Document expected failures, retries, fallback behavior, and human-review points.

  • Missing or malformed agent_run should produce evaluation_status: "invalid" without invoking the judge.
  • Missing reference_output should not fail the whole graph if trajectory, rubric, or operational metrics are still configured; response metrics should record not_applicable.
  • Exact-match response scoring should not be treated as sufficient for semantic equivalence when the task allows paraphrases.
  • Missing expected_trajectory should skip trajectory scoring or mark it not_applicable, depending on thresholds.
  • Unsupported trajectory_match_mode should append an error and route to needs_review or invalid.
  • Latency, token, or cost metadata may be absent or approximate; the report should distinguish missing, estimated, and measured.
  • Judge provider failure, blocked response, malformed JSON, missing score, or out-of-range score should append an error and fail judge-dependent criteria.
  • A judge approval must not override deterministic compliance, safety, privacy, or trajectory failures.
  • Drift detection should require a baseline; if no baseline exists, drift signals should be not_applicable rather than guessed.
  • Anomaly thresholds should be configurable so one high-latency run can be handled differently from a sustained production issue.
  • Reports must avoid exposing sensitive raw prompts, private tool payloads, or credentials unless the implementation explicitly redacts them.
  • Multi-agent evaluations should preserve handoff and agent identity metadata; missing identities should reduce confidence in collaboration metrics.

Test Ideas

  • Verify the happy path where response quality, trajectory, latency, token usage, and audit checks all pass.
  • Verify exact text mismatch can still pass when keyword or semantic proxy criteria satisfy the configured threshold.
  • Verify a missing required tool call fails trajectory evaluation even if the final output looks correct.
  • Verify in_order, any_order, exact, and single_tool trajectory match modes on small fixtures.
  • Verify latency or token threshold breaches create alerts and affect evaluation_status.
  • Verify no judge is called when no rubric is configured and deterministic metrics are conclusive.
  • Verify a fake rubric judge result is validated and included in the final report.
  • Verify malformed judge output produces an error and a needs_review or failed status.
  • Verify baseline regression or drift signals are detected when current metrics fall below configured tolerances.
  • Verify missing baseline marks drift as not_applicable without guessing.
  • Verify compliance or safety audit failure overrides a passing judge score.
  • Verify final state always includes evaluation_report, evaluation_status, alerts, errors, and all computed metric groups.

Open Questions

  • Page/index ambiguity: docs/agentic-design-patterns-toc.md lists Chapter 19 as logical pages 289-306, but direct extraction found the visible chapter at PDF labels/file pages 306-324, zero-based indexes 305-323, with chapter-local page counters 1-19. Chapter 20 begins at PDF label/file page 325.
  • PDF length ambiguity: pypdf reports 482 file pages, while the extracted table of contents describes 424 total pages. This requirement uses the visible Chapter 19 and Chapter 20 headings to define the extraction span.
  • The chapter's figures were extractable as captions only: Fig:1. Best practices for evaluation and monitoring, Fig. 2: Contract execution example among agents, Fig.3: Evaluation Support for Google ADK, and Fig.4: Evaluation and Monitoring design pattern.
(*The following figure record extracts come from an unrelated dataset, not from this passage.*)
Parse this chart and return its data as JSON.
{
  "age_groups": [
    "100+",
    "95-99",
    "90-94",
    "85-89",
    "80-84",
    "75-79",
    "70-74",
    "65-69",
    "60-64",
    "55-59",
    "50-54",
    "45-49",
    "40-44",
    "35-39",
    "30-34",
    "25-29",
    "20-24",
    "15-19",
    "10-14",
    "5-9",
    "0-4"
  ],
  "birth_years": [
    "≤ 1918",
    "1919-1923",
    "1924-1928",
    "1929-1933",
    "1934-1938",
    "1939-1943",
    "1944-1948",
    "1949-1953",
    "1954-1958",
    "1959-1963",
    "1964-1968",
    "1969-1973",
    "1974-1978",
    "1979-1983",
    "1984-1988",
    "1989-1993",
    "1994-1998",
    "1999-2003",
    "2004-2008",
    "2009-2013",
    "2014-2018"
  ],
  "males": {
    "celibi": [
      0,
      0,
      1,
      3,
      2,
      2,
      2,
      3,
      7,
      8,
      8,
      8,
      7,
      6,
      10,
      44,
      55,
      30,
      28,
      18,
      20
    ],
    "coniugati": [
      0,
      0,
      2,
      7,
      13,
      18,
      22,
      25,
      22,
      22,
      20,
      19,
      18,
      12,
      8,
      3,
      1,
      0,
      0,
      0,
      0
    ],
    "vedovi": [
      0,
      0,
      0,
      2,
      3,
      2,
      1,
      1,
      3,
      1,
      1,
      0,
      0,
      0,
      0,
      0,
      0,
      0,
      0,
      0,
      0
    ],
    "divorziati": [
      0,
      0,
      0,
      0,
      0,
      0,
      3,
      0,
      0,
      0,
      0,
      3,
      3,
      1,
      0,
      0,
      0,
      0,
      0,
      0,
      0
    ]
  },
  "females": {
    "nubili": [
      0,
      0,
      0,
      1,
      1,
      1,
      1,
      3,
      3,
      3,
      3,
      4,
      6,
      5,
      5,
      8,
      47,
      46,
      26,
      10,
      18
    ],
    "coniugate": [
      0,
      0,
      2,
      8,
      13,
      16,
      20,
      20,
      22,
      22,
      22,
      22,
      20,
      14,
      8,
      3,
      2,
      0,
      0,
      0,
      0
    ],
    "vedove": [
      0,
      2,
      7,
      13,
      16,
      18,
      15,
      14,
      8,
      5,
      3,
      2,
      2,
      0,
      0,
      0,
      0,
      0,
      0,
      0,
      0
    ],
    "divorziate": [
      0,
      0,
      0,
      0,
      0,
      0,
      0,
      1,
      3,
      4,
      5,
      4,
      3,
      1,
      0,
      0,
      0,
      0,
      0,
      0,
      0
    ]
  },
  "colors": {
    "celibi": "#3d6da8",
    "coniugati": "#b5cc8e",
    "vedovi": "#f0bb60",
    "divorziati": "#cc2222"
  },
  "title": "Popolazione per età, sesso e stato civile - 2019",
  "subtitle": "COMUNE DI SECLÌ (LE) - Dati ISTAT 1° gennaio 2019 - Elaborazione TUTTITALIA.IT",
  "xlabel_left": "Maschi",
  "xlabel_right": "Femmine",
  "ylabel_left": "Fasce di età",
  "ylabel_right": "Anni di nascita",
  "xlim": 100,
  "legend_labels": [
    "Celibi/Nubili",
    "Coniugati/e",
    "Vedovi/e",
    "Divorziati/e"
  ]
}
The diagram contents were not converted into requirements.
  • The chapter includes Google ADK-specific evaluation interfaces. The LangGraph implementation should reuse the underlying ideas of test files, evalsets, trajectory checks, and CI evaluation without depending on ADK.
  • The exact-match accuracy code in the chapter is intentionally limited and fails on semantically equivalent paraphrases. The implementation should include exact match only as one metric among several, not as the sole quality gate.
  • Contractor-style formal agreements are discussed as an evolution of agent reliability. This requirement includes contract and threshold fields but keeps the first graph focused on evaluating a single recorded run rather than implementing a full contractor system.